Despite the rapid and ongoing expansion of T20 leagues around the world, there is an increase in the amount of bilateral international cricket scheduled in the new ICC men’s Future Tours Programme (FTP) for the next four years. This includes two Border-Gavaskar series – Test cricket’s headline rivalry of the last decade or so – between Australia and India that will, for the first time in over 30 years, be contested over five Tests.
The ICC released the 2023-27 FTP on Wednesday, in which the 12 Full Members play a total of 777 international matches – 173 Tests, 281 ODIs and 323 T20Is – compared to the 694 games in the current cycle.
Bangladesh play the most bilateral international games (150) in the new FTP, followed by West Indies (147), England (142), India (141), New Zealand (135), Australia (132), Sri Lanka (131), Pakistan (130), Afghanistan (123), South Africa (113), Ireland (110) and Zimbabwe (109).
In terms of T20Is, West Indies play the most bilateral matches (73) followed by India (61), Afghanistan (57), Bangladesh (57), New Zealand (57), Pakistan (56), Sri Lanka (54), England (51), Australia (49), Ireland (47), South Africa (46) and Zimbabwe (45).

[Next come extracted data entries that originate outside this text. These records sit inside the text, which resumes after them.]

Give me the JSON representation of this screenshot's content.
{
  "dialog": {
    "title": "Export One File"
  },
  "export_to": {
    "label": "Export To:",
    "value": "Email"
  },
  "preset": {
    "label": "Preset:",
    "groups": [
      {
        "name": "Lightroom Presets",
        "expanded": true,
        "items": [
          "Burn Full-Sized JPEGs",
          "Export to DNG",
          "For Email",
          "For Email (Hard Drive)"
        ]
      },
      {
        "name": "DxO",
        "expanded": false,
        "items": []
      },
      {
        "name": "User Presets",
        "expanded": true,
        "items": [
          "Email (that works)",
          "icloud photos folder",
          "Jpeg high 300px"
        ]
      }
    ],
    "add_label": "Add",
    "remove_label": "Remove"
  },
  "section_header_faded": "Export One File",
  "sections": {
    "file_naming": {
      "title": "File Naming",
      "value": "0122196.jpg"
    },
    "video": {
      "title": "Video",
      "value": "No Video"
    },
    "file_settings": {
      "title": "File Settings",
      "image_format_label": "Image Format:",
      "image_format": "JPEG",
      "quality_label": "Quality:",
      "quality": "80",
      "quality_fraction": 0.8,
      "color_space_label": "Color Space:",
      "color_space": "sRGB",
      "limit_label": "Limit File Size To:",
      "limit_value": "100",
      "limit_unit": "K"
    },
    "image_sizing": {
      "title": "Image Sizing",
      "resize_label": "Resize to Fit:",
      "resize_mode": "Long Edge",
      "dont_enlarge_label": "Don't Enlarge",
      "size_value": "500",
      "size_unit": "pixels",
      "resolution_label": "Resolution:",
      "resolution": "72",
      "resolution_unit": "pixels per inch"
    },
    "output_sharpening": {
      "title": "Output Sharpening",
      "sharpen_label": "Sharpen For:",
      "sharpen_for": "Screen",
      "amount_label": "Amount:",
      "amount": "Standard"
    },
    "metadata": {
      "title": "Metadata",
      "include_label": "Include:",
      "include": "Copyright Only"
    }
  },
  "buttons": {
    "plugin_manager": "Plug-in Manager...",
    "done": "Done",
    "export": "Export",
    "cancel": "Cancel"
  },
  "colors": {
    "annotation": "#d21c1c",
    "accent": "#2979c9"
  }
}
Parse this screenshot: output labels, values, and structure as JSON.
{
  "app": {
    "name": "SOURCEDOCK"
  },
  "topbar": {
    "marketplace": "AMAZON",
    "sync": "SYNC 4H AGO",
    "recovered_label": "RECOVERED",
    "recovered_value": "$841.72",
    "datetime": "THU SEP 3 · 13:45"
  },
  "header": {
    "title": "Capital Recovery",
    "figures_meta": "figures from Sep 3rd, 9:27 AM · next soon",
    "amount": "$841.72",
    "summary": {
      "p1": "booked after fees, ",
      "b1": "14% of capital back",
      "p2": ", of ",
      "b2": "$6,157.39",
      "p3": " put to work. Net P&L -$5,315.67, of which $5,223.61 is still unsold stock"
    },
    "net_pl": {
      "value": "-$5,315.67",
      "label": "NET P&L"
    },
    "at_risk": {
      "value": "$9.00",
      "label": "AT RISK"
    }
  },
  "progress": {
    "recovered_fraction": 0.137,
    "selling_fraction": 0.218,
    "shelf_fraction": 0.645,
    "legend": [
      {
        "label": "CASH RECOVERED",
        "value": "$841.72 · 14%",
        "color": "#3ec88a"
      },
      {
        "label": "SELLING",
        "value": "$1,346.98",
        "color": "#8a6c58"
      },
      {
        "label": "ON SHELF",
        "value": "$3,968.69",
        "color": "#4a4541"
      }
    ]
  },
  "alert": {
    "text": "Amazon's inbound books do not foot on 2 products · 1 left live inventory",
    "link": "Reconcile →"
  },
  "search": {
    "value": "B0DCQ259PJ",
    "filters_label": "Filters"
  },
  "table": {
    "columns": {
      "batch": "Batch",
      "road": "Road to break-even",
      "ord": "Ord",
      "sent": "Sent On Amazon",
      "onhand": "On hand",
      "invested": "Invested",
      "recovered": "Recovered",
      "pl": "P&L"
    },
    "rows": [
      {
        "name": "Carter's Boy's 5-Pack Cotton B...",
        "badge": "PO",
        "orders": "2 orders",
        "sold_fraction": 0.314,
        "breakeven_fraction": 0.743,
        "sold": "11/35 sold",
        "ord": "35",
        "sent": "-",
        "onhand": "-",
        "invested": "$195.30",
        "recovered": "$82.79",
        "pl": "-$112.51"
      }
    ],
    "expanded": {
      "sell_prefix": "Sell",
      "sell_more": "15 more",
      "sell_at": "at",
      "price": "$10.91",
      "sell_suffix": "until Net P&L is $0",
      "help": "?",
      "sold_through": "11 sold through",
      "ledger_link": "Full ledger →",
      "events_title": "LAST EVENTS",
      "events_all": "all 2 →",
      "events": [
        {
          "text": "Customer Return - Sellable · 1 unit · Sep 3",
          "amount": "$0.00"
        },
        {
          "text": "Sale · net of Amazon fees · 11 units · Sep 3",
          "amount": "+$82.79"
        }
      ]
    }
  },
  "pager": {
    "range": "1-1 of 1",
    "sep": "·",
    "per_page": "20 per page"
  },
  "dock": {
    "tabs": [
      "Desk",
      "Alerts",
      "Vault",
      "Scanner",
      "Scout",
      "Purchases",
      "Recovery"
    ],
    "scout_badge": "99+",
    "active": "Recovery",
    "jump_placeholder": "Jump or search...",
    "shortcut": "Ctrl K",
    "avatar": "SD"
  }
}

Bangladesh also play the most bilateral ODIs (59), followed by Sri Lanka (52), Ireland (51), England (48), West Indies (48), Pakistan (47), New Zealand (46), Afghanistan (45), Zimbabwe (44), Australia (43), India (42) and South Africa (39).
In Test cricket, England play the most matches (43), followed by Australia (40), India (38), Bangladesh (34), New Zealand (32), South Africa (28), Pakistan (27), West Indies (26), Sri Lanka (25), Afghanistan (21), Zimbabwe (20), Ireland (12).
The first five-Test Border-Gavaskar series will take place during the 2023-25 World Test Championship (WTC) cycle, when India tour Australia in the Australian summer of 2024-25. Australia then tour India during the 2025-2027 World Test Championship cycle for five Tests in January-February 2027. India also play two five-Test series against England – at home in early 2024 and away in 2025. As has been the case for the last few FTPs, there is no bilateral series between India and Pakistan.
Tri-series between Full Members are also set to make a comeback, with Pakistan hosting New Zealand and South Africa in an ODI tri-series in February 2025, Zimbabwe hosting New Zealand and South Africa for T20Is in July 2025, and Pakistan hosting England and Sri Lanka for an ODI tri-series in October-November 2026.
There is also an extended window for the IPL, during which very little international cricket has been scheduled, from the middle of March right through to the start of June every year between 2023 and 2027. England and Australia have also created windows in August and January, respectively, in their own international schedules, to allow their marquee white-ball players to participate in the Hundred and the BBL. Bangladesh has done likewise with a window for the BPL in January, during which it plays no international cricket in this FTP.
In 2025, the PSL will become the first T20 league to overlap with the IPL because of Pakistan’s packed international season. Starting November 2024, Pakistan have away tours of Australia, Zimbabwe, South Africa and New Zealand, before returning home for a tri-series in February 2025, followed by the ICC Champions Trophy in Pakistan that ends in March. The PSL will begin only after the Champions Trophy ends, leading to a clash with the IPL.
There will also be an ICC men’s event every year of this cycle – the first time that has happened since the 2011-2015 FTP – starting with the 2023 ODI World Cup in India, the 2024 T20 World Cup in the West Indies and USA, the 2025 Champions Trophy in Pakistan, the 2026 T20 World Cup in India and Sri Lanka, and the 2027 ODI World Cup in South Africa, Zimbabwe and Namibia.